Geometry and Topology
Created by Gauss to take account of the curvature of the Earth in surveys of large areas in Germany, differential geometry with its notion of curvature was extended to spaces of arbitrary dimension by Riemann, and found significant application in dimension 4 in Einstein's general relativity. It has also developed many connections with complex analysis, algebraic geometry, PDE, and other areas of mathematics. Members of our department study curvature and the Ricci tensor, geometry of symmetric spaces and compact 2-step nilmanifolds, rough metric tensors, Gromov-Hausdorff convergence, and connections with PDE.

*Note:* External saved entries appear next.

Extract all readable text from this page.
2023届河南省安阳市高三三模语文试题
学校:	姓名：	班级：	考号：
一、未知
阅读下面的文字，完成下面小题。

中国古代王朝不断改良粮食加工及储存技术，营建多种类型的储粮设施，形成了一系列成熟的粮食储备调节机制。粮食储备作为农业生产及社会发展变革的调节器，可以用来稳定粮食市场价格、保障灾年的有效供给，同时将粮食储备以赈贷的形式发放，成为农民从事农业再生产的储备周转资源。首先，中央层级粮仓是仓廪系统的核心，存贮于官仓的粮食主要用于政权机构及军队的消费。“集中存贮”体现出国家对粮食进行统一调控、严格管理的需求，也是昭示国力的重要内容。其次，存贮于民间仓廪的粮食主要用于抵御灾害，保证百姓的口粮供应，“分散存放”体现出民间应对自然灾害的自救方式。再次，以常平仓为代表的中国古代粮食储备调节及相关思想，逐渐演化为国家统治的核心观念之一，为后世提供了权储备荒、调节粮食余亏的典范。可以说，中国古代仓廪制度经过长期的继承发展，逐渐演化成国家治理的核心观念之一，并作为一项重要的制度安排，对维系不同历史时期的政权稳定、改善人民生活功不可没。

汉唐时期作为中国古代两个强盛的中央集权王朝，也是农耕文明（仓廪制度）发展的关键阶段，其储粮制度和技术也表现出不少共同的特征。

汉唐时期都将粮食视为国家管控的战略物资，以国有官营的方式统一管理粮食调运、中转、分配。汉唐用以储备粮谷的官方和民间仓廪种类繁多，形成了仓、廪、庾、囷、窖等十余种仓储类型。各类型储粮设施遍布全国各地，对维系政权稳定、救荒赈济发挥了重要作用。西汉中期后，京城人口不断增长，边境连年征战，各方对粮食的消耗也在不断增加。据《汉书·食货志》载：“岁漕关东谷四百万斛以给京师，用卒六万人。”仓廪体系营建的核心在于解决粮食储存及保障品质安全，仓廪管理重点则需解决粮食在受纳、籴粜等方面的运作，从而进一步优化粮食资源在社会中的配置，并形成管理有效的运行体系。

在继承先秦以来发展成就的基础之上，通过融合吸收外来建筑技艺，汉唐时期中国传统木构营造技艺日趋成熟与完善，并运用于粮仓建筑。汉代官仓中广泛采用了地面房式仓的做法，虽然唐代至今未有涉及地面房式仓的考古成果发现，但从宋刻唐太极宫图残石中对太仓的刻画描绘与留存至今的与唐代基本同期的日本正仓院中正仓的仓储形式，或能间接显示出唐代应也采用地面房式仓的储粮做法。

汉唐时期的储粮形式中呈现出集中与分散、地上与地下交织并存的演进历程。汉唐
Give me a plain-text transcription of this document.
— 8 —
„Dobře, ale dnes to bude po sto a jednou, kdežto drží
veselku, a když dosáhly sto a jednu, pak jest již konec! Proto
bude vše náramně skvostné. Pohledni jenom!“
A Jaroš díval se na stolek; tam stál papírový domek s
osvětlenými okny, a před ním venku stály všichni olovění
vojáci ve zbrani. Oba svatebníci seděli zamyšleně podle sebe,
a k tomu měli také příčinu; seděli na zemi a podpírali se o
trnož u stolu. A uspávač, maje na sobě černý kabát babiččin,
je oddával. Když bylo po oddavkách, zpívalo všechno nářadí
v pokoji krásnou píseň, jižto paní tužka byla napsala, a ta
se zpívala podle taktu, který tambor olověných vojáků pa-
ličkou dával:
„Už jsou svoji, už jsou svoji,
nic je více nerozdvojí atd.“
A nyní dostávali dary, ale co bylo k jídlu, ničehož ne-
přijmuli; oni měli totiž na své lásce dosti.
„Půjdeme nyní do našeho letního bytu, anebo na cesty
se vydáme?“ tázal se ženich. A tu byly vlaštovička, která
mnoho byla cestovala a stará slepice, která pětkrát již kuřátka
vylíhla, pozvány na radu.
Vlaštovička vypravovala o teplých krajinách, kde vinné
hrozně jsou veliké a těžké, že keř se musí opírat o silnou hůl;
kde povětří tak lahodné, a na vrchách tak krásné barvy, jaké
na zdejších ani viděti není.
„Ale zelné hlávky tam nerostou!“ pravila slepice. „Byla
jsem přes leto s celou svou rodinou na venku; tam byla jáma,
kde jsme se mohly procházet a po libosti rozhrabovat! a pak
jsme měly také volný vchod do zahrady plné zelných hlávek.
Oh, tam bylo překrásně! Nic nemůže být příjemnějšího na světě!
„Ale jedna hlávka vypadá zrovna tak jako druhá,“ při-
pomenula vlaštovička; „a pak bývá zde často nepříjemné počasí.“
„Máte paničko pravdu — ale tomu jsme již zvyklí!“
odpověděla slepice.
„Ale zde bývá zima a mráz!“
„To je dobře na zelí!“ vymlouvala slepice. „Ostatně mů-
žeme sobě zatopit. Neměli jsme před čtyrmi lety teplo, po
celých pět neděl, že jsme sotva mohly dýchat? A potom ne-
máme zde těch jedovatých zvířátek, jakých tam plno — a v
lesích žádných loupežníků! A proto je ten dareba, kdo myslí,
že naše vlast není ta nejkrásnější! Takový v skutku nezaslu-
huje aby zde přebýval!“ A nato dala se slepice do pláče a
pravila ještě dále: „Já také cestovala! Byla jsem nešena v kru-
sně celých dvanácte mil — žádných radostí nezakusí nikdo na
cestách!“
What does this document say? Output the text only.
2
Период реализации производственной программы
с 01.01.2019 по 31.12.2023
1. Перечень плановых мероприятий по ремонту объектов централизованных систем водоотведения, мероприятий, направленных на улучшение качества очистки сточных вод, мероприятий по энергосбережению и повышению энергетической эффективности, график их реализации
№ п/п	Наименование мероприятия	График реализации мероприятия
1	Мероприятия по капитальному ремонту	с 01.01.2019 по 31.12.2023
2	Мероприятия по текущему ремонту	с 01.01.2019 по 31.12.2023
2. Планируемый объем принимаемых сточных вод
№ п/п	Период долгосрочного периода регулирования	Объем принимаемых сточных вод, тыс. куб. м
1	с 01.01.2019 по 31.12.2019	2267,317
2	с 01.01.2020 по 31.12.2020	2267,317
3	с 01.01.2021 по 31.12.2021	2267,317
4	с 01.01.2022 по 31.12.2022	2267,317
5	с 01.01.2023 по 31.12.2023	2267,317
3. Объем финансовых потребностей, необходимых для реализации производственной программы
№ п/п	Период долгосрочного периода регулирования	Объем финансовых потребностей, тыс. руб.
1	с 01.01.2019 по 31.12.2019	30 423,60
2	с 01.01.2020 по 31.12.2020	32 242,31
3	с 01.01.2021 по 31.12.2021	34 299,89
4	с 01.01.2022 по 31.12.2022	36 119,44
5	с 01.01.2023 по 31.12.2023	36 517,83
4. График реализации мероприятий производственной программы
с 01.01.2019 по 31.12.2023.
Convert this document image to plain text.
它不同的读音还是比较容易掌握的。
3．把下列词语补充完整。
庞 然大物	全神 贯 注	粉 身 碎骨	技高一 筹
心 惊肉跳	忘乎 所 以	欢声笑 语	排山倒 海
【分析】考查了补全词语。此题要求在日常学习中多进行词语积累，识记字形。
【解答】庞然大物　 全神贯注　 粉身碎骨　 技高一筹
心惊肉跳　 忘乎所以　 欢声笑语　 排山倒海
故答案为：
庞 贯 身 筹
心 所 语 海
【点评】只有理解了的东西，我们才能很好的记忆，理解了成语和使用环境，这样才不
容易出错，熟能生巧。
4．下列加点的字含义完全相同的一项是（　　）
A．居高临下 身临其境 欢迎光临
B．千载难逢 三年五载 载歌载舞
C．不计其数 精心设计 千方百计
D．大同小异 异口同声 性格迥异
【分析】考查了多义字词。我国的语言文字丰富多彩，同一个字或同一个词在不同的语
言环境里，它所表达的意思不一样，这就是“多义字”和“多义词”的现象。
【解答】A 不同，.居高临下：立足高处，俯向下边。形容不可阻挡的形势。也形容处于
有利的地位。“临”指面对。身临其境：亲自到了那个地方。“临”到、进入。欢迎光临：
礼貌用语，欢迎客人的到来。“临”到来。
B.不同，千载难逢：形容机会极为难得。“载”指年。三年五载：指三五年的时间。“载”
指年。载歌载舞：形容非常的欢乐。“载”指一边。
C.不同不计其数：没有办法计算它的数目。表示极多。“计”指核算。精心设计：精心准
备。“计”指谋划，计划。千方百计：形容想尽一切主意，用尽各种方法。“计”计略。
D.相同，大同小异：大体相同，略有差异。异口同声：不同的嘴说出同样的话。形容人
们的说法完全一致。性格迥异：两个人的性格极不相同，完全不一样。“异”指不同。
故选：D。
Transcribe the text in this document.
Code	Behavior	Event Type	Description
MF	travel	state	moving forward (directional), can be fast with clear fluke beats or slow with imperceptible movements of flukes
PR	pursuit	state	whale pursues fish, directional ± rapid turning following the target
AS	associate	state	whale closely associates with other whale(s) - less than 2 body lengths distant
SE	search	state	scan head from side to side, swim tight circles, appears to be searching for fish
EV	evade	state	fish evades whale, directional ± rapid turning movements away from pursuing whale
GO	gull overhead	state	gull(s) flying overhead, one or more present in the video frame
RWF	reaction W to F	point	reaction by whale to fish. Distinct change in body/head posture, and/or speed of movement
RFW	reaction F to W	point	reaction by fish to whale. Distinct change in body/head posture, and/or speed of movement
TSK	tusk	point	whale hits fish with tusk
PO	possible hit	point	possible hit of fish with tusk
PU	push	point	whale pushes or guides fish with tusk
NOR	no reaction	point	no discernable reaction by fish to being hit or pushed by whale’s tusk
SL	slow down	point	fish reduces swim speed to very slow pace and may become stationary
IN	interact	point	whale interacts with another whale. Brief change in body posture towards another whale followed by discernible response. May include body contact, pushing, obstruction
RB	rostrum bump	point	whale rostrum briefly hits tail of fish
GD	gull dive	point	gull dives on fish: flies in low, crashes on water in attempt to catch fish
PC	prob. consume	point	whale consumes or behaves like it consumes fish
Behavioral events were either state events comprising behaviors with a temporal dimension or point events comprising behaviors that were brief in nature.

Topology and Foliation Theory
A primary theme of topology is to associate algebraic structures to a topological space with the goal of determining if such structures allow one to decide whether two topological spaces are equivalent. One goal is to classify the topological structures of manifolds. Topologists in our department do research in characteristic classes, low dimensional topology, especially 3-manifolds, foliations of manifolds, connections with dynamical systems, and Lie groups.
This is the study of the images of smooth spaces under smooth maps whose derivatives are not everywhere injective, therefore giving rise to singular images. Precise studies of the nature of these singularities connect to topics such as the behavior of caustics of waves and catastrophes. Members of this group do research on the structure of singularities and stratified spaces. There is also have a joint project with members of the Computer Science Department, on connections with computer vision.
The geometrical side of algebraic geometry emphasizes complex varieties, the geometry and topology of their singular sets, and the influence of curvature, particularly the Ricci tensor. Members of our department do research on singularities of algebraic surfaces, curves on K3 surfaces, deformation theory, geometry of stratified sets, global structure of singularities, cohomology of moduli spaces, degeneracy loci, and quantum invariants.
Geometric methods in modern mathematical physics have evolved from the Kaluza-Klein unification of general relativity and electromagnetism, bringing in fiber bundles and connections to define Yang-Mills fields describing weak and strong interactions, and on to other geometrical structures. Members of this group do research in conformal field theory, and on compactifications of 10-dimensional string space to bundles whose fibers are Calabi-Yau manifolds.